Korku külliyatında her geçen gün yerini sağlamlaştıran bir başyapıt.
İtalyan b-tipi korku filmi denilince tartışmasız ilk akla gelecek
isim olan Dario Argento’nun başyapıtı olan Suspiria, Le Tre madri üçlemesinin
ilk halkası olarak diğer iki film arasından fazlasıyla sıyrılan bir yapım. Cadı
mitolojisi üzerine hikâyesini kuran, korku külliyatı içerisinde her geçen gün
yerini sağlamlaştıran Suspiria, technicolor ile çekilmiş son film olma unvanını
da gururla taşımaktadır. Kırmızı ile mavinin mükemmel şovunun büyüsüne
kapılmanın içten bile olmadığı filmin, aşırı şiddet içerdiğini söylemeye gerek
yok sanırım. Zira kanın, tabiri caizse fetiş bir öğe olarak boy gösterdiği
Suspiria’da kan ile buluştuğumuz sahnelerin haddinden fazla etkileyici, süslü,
şaşalı çekildiği inkâr edilemez bir gerçek. İkisi kadına biri de erkeğe olmak
üzere üç büyük vahşet sahnesine tanık olduğumuz filmde, henüz filme adapte
olmaya başladığımız anlarda izlediğimiz ilkinin etkisi bambaşkadır.
İlk şok!
Filmin başkarakteri Suzzy Bannion’u henüz yeni tanımış, Suzzy’nin
kıtalar aşarak eğitim görmek için geldiği okulu daha görmemiş, karakterleri
tanımamışken Argento, ilk şoku damarlarımıza zerk eder. Hatta filminin en büyük
şokunu, en kan dondurucu sahnesini yaşatır bizlere. Genelde yavaş yavaş
yükselen adrenalinin, gerilimin tersi işler Argento’nun başyapıtında böylece.

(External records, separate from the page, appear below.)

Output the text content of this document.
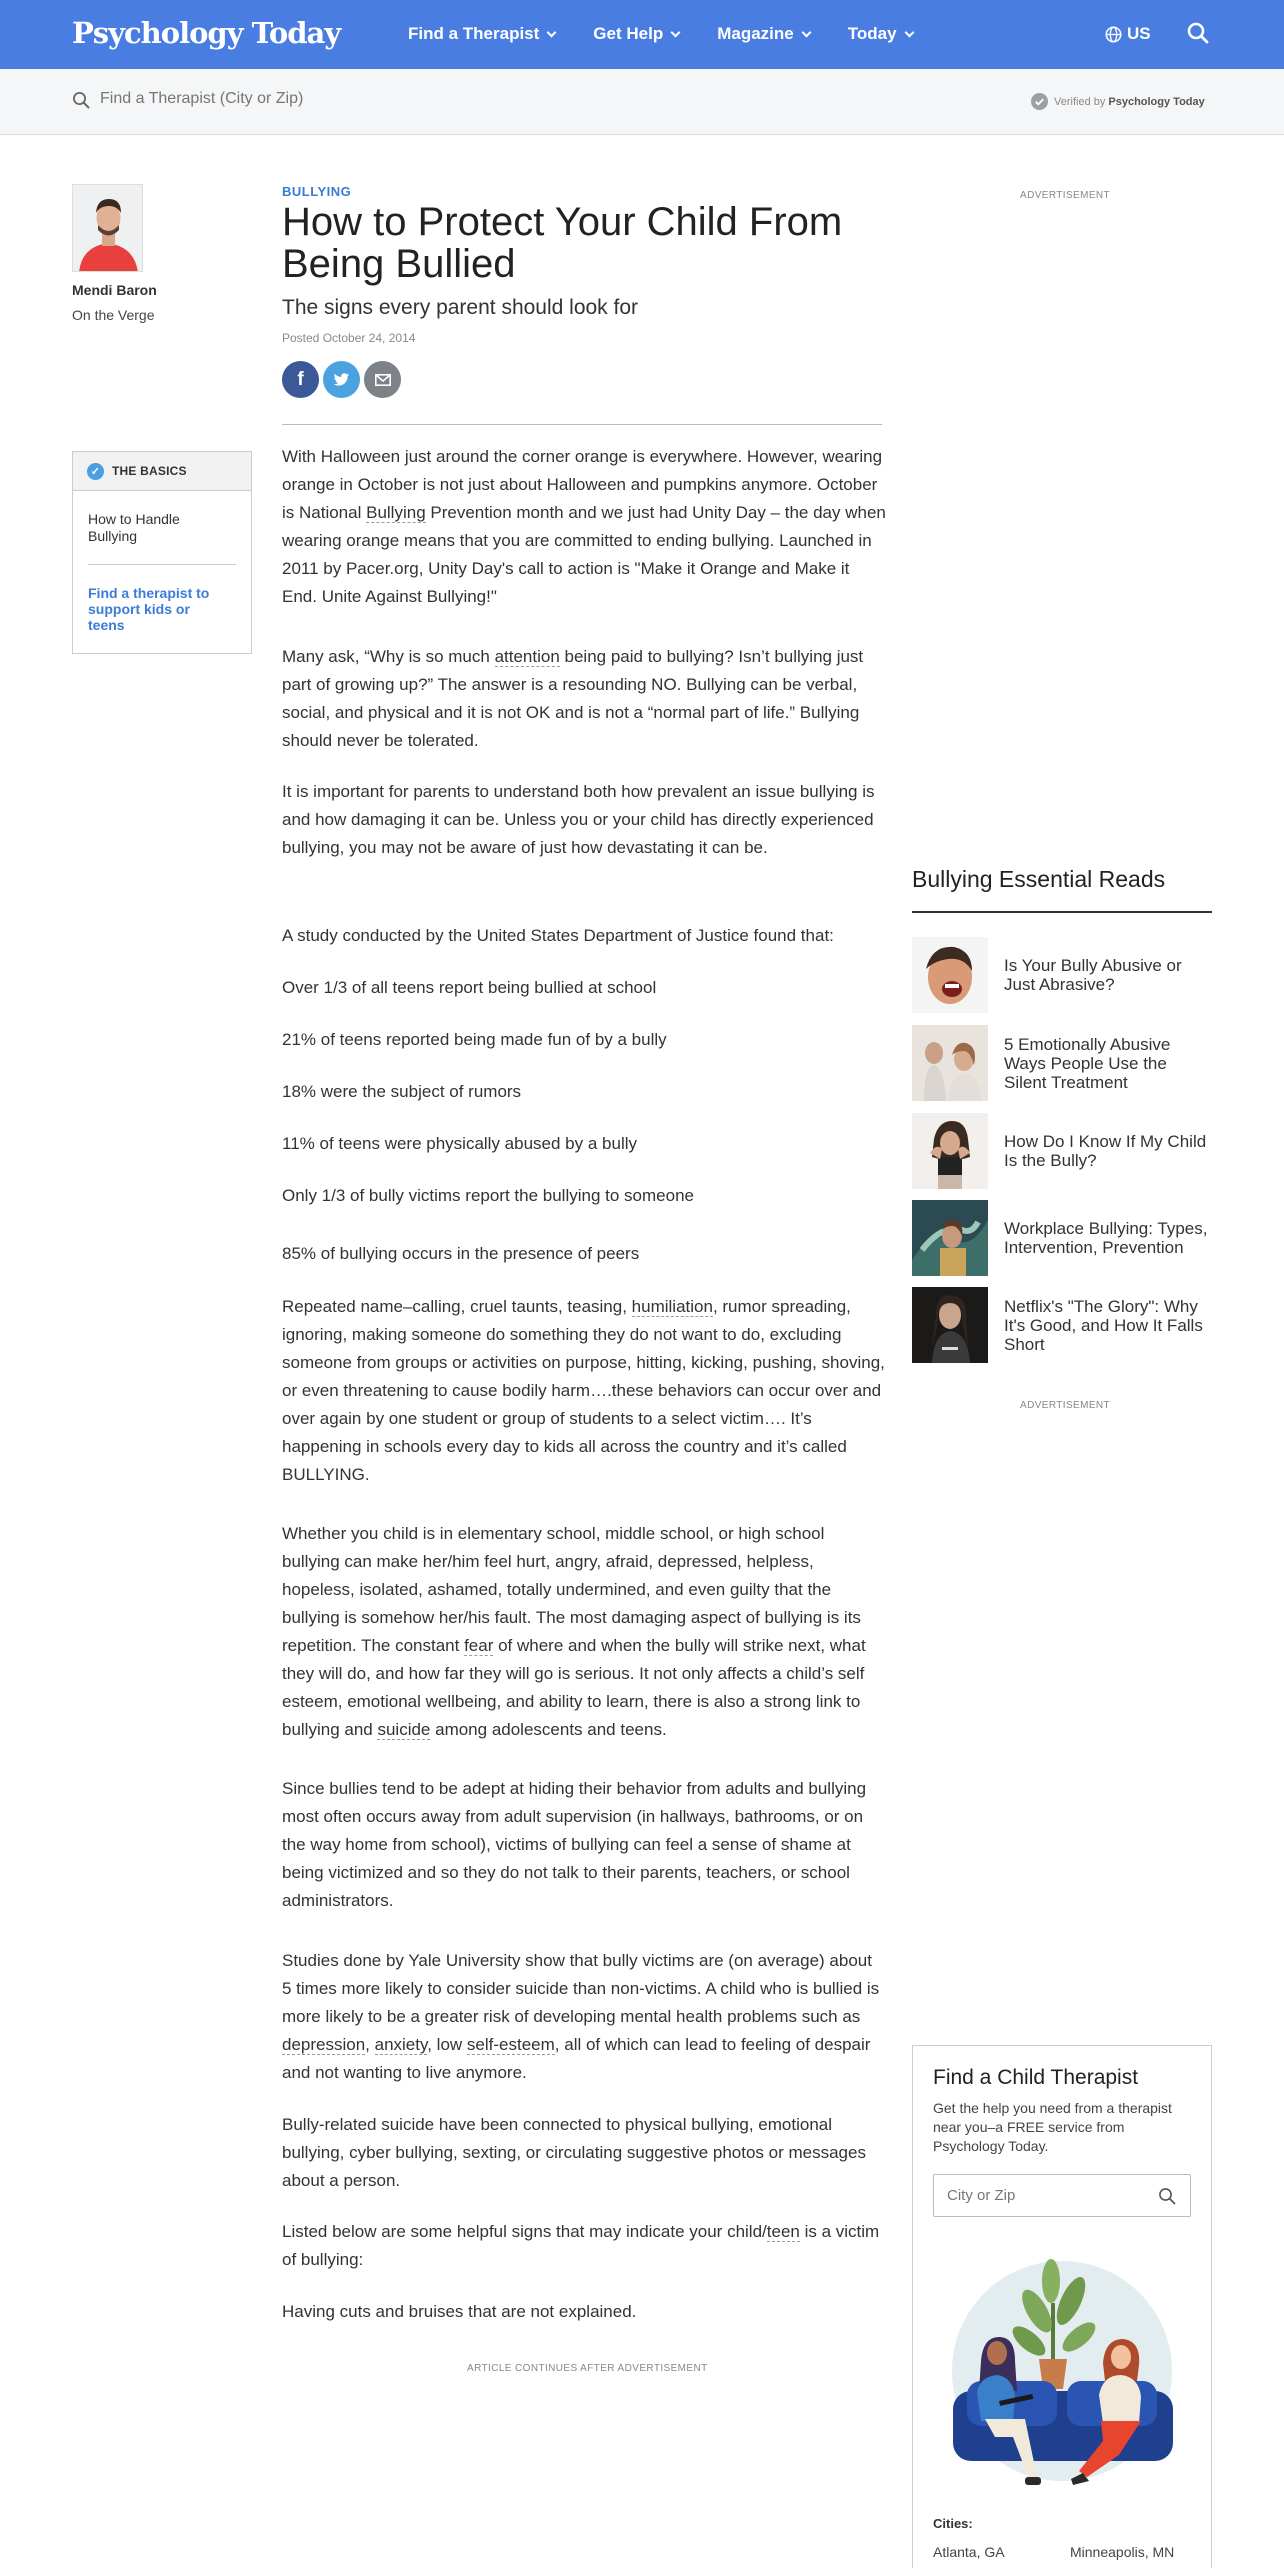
Psychology Today	Find a Therapist	Get Help	Magazine	Today	US
Find a Therapist (City or Zip)
Verified by Psychology Today
Mendi Baron
On the Verge
✓ THE BASICS
How to Handle Bullying
Find a therapist to support kids or teens
BULLYING
How to Protect Your Child From Being Bullied
The signs every parent should look for
Posted October 24, 2014
f

With Halloween just around the corner orange is everywhere. However, wearing orange in October is not just about Halloween and pumpkins anymore. October is National Bullying Prevention month and we just had Unity Day – the day when wearing orange means that you are committed to ending bullying. Launched in 2011 by Pacer.org, Unity Day's call to action is "Make it Orange and Make it End. Unite Against Bullying!"

Many ask, “Why is so much attention being paid to bullying? Isn’t bullying just part of growing up?” The answer is a resounding NO. Bullying can be verbal, social, and physical and it is not OK and is not a “normal part of life.” Bullying should never be tolerated.

It is important for parents to understand both how prevalent an issue bullying is and how damaging it can be. Unless you or your child has directly experienced bullying, you may not be aware of just how devastating it can be.

A study conducted by the United States Department of Justice found that:

Over 1/3 of all teens report being bullied at school

21% of teens reported being made fun of by a bully

18% were the subject of rumors

11% of teens were physically abused by a bully

Only 1/3 of bully victims report the bullying to someone

85% of bullying occurs in the presence of peers

Repeated name–calling, cruel taunts, teasing, humiliation, rumor spreading, ignoring, making someone do something they do not want to do, excluding someone from groups or activities on purpose, hitting, kicking, pushing, shoving, or even threatening to cause bodily harm….these behaviors can occur over and over again by one student or group of students to a select victim…. It’s happening in schools every day to kids all across the country and it’s called BULLYING.

Whether you child is in elementary school, middle school, or high school bullying can make her/him feel hurt, angry, afraid, depressed, helpless, hopeless, isolated, ashamed, totally undermined, and even guilty that the bullying is somehow her/his fault. The most damaging aspect of bullying is its repetition. The constant fear of where and when the bully will strike next, what they will do, and how far they will go is serious. It not only affects a child’s self esteem, emotional wellbeing, and ability to learn, there is also a strong link to bullying and suicide among adolescents and teens.

Since bullies tend to be adept at hiding their behavior from adults and bullying most often occurs away from adult supervision (in hallways, bathrooms, or on the way home from school), victims of bullying can feel a sense of shame at being victimized and so they do not talk to their parents, teachers, or school administrators.

Studies done by Yale University show that bully victims are (on average) about 5 times more likely to consider suicide than non-victims. A child who is bullied is more likely to be a greater risk of developing mental health problems such as depression, anxiety, low self-esteem, all of which can lead to feeling of despair and not wanting to live anymore.

Bully-related suicide have been connected to physical bullying, emotional bullying, cyber bullying, sexting, or circulating suggestive photos or messages about a person.

Listed below are some helpful signs that may indicate your child/teen is a victim of bullying:

Having cuts and bruises that are not explained.

ARTICLE CONTINUES AFTER ADVERTISEMENT
ADVERTISEMENT
Bullying Essential Reads
Is Your Bully Abusive or Just Abrasive?
5 Emotionally Abusive Ways People Use the Silent Treatment
How Do I Know If My Child Is the Bully?
Workplace Bullying: Types, Intervention, Prevention
Netflix's "The Glory": Why It's Good, and How It Falls Short
ADVERTISEMENT
Find a Child Therapist
Get the help you need from a therapist near you–a FREE service from Psychology Today.
City or Zip
Cities:
Atlanta, GA	Minneapolis, MN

Gözlerimizin şahit olacağı, kulaklarımızın duyacağı en büyük kozunu, henüz yeni
buluştuğu seyircisine büyük bir cömertlikle sunar Suspiria’da.
Vahşetin tavan yaptığı anlar...
Suzzy’nin okula gelmesiyle aynı anda okuldan kaçan bir öğrenci
görürüz. Daha sonra bu öğrencinin arkadaşının oldukça görkemli evine
sığındığını, fakat bir şeylerden kaçan bu kadının korkusunun geçmediğini,
aksine arttığını da gözlemleriz. Zira korktuğu şeyin ensesinde olduğunu tıpkı
onun gibi biz de artık hissederiz. Argento, bu hissiyatı, yarattığı muhteşem
mizansen ile fazlasıyla başarır. Ve çok geçmeden kanımızın her zerresinde
hissettiğimiz korku ete kemiğe bürünür. Son umut çırpınan kadın ile yürek
dayanmayacak denli vahşi bir oyun oynamaya başlar, bu bir çift gözünden ve kolundan
ötesini göremediğimiz cani. Avı için en acımasız ölümlerden ölüm beğenir. Öldürmenin
birçok yöntemini ard ardına, sanki bir sahne şovu sergiler gibi gerçekleştirir.
Ne de olsa gotik tarzdaki mekân da bu hissiyatı güçlendirmekte fazlaca rol
oynar. İki kadının bir sanat eseri gibi duran ölü bedenlerini yakından
gördüğümüz an ile son bulan sahne, dehşet duygusunu körükleyen müzikleriyle de
etkisini kat be kat arttırır.
Bir erkek tarafından kadınlara uygulanan bu akıl almaz şiddet
sahnesi elbette birçok tepki almış, tartışmalara zemin hazırlamıştır. Lakin her
tartışma filmin hızla kültleşip, başucu filmi olmasının önüne geçememiştir.